Thursday, 11 May 2017

Margin call

At the margin

An interesting data series from the Reserve Bank of Australia (RBA) charted below shows the rise and fall of margin lending accounts.

At the peak some $93 billion of securities were owned with $43 billion of margin debt against them.

Suffice to say that when the stock market crash came, both the number and value of margin lending accounts capitulated pretty quickly.


Interestingly the popularity of margin loans has never recovered, and that's despite interest rates being way lower than they were at the peak of the boom. 

And margin lending won't be making a comeback any time soon - aggregate credit limits have continued to decline, now down by 47 per cent from the peak to be at their lowest level since 2005.

This is partly because CFD firms have largely replaced the drop in margin lending, with these figures not captured in the RBA's data series. 

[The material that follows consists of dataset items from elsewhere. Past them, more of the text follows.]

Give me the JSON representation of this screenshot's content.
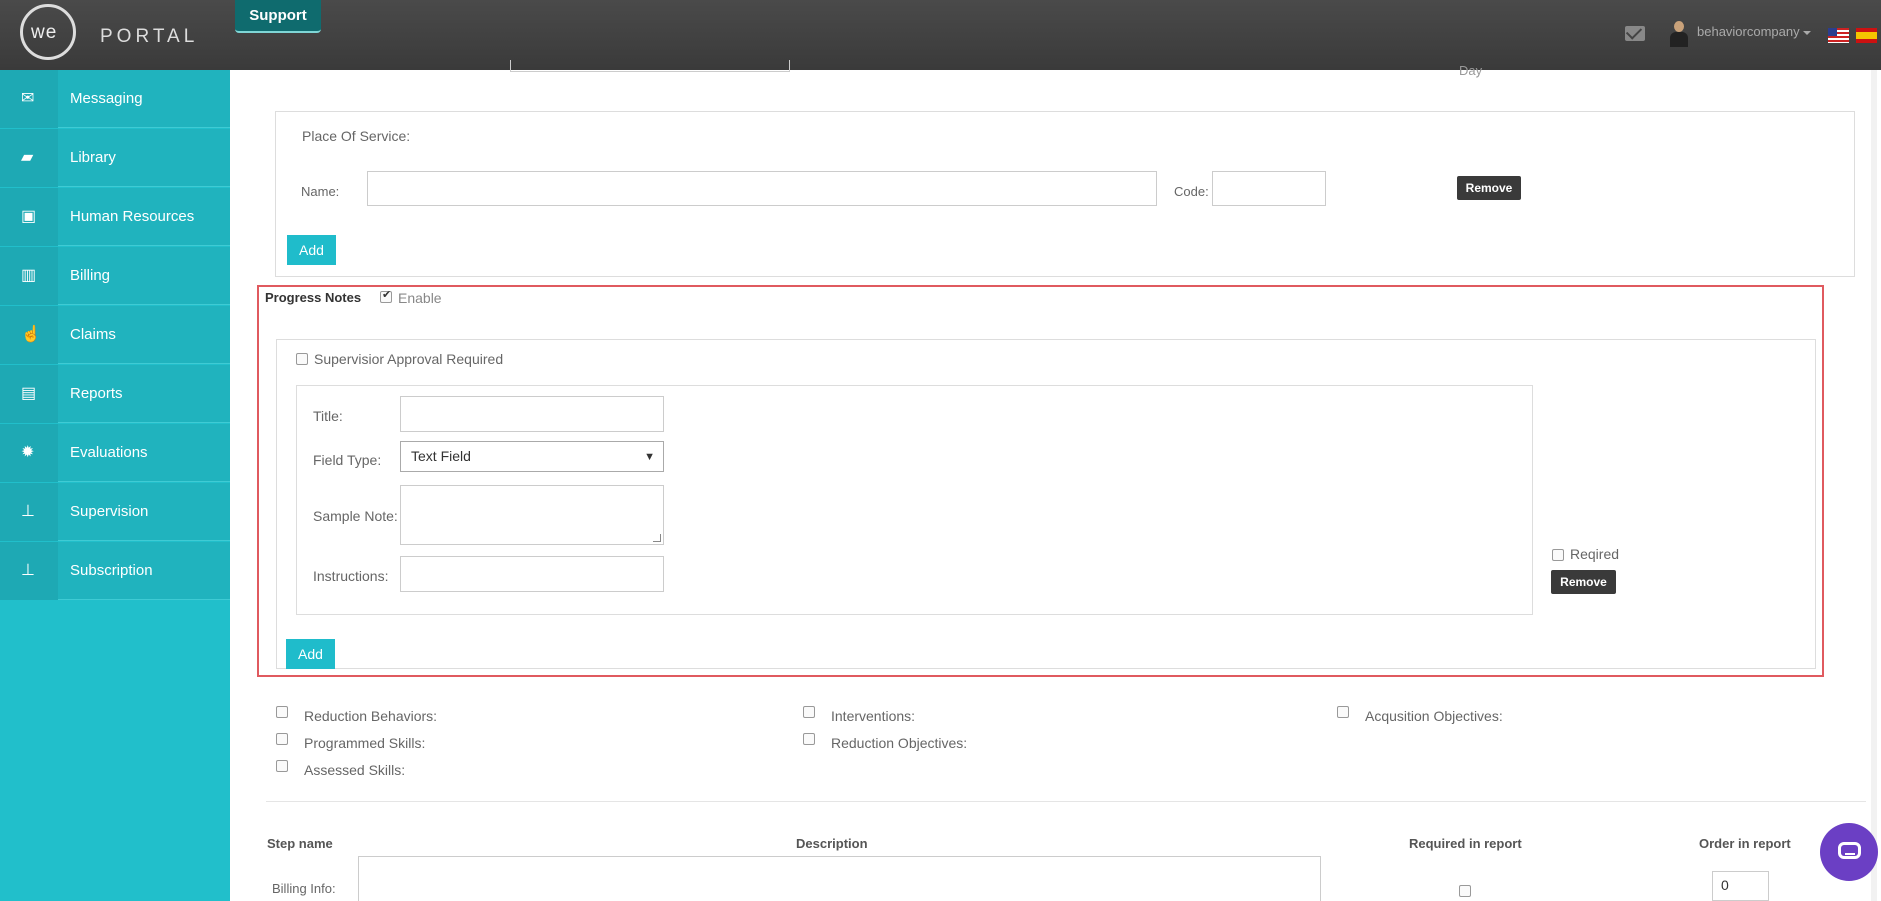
{
  "header": {
    "logo_we": "we",
    "logo_portal": "PORTAL",
    "support_label": "Support",
    "username": "behaviorcompany"
  },
  "sidebar": {
    "items": [
      {
        "label": "Messaging",
        "icon": "envelope-icon",
        "glyph": "✉"
      },
      {
        "label": "Library",
        "icon": "folder-open-icon",
        "glyph": "▰"
      },
      {
        "label": "Human Resources",
        "icon": "briefcase-icon",
        "glyph": "▣"
      },
      {
        "label": "Billing",
        "icon": "bar-chart-icon",
        "glyph": "▥"
      },
      {
        "label": "Claims",
        "icon": "hand-pointer-icon",
        "glyph": "☝"
      },
      {
        "label": "Reports",
        "icon": "book-icon",
        "glyph": "▤"
      },
      {
        "label": "Evaluations",
        "icon": "certificate-icon",
        "glyph": "✹"
      },
      {
        "label": "Supervision",
        "icon": "sitemap-icon",
        "glyph": "⊥"
      },
      {
        "label": "Subscription",
        "icon": "sitemap-icon",
        "glyph": "⊥"
      }
    ]
  },
  "top_partial": {
    "day_label": "Day"
  },
  "place_of_service": {
    "heading": "Place Of Service:",
    "name_label": "Name:",
    "name_value": "",
    "code_label": "Code:",
    "code_value": "",
    "remove_label": "Remove",
    "add_label": "Add"
  },
  "progress_notes": {
    "heading": "Progress Notes",
    "enable_label": "Enable",
    "enable_checked": true,
    "supervisor_label": "Supervisior Approval Required",
    "title_label": "Title:",
    "title_value": "",
    "field_type_label": "Field Type:",
    "field_type_value": "Text Field",
    "sample_note_label": "Sample Note:",
    "sample_note_value": "",
    "instructions_label": "Instructions:",
    "instructions_value": "",
    "required_label": "Reqired",
    "remove_label": "Remove",
    "add_label": "Add"
  },
  "options": {
    "reduction_behaviors": "Reduction Behaviors:",
    "programmed_skills": "Programmed Skills:",
    "assessed_skills": "Assessed Skills:",
    "interventions": "Interventions:",
    "reduction_objectives": "Reduction Objectives:",
    "acquisition_objectives": "Acqusition Objectives:"
  },
  "steps_table": {
    "col_step_name": "Step name",
    "col_description": "Description",
    "col_required": "Required in report",
    "col_order": "Order in report",
    "row_label": "Billing Info:",
    "order_value": "0"
  }
}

Furthermore, it has become more difficult to gear up significantly with lenders into the stock market using margin loans, whereas before the financial crisis margin lending had come to be considered to be a normal part of trading.

It's also often cheaper to use home equity to invest in stocks, which has the added advantage of no margin calls being issued. 

Low volatility

In the December 2016 quarter the average number of margin calls per day declined to the lowest level since the beginning of 2007. 

This reflects a generally rising stock market and that lenders only allow moderate leverage against all but the blue chip stocks.


Before everyone gets too complacent, the last time margin call activity was this low there was a 40-fold increase within the following eight quarters.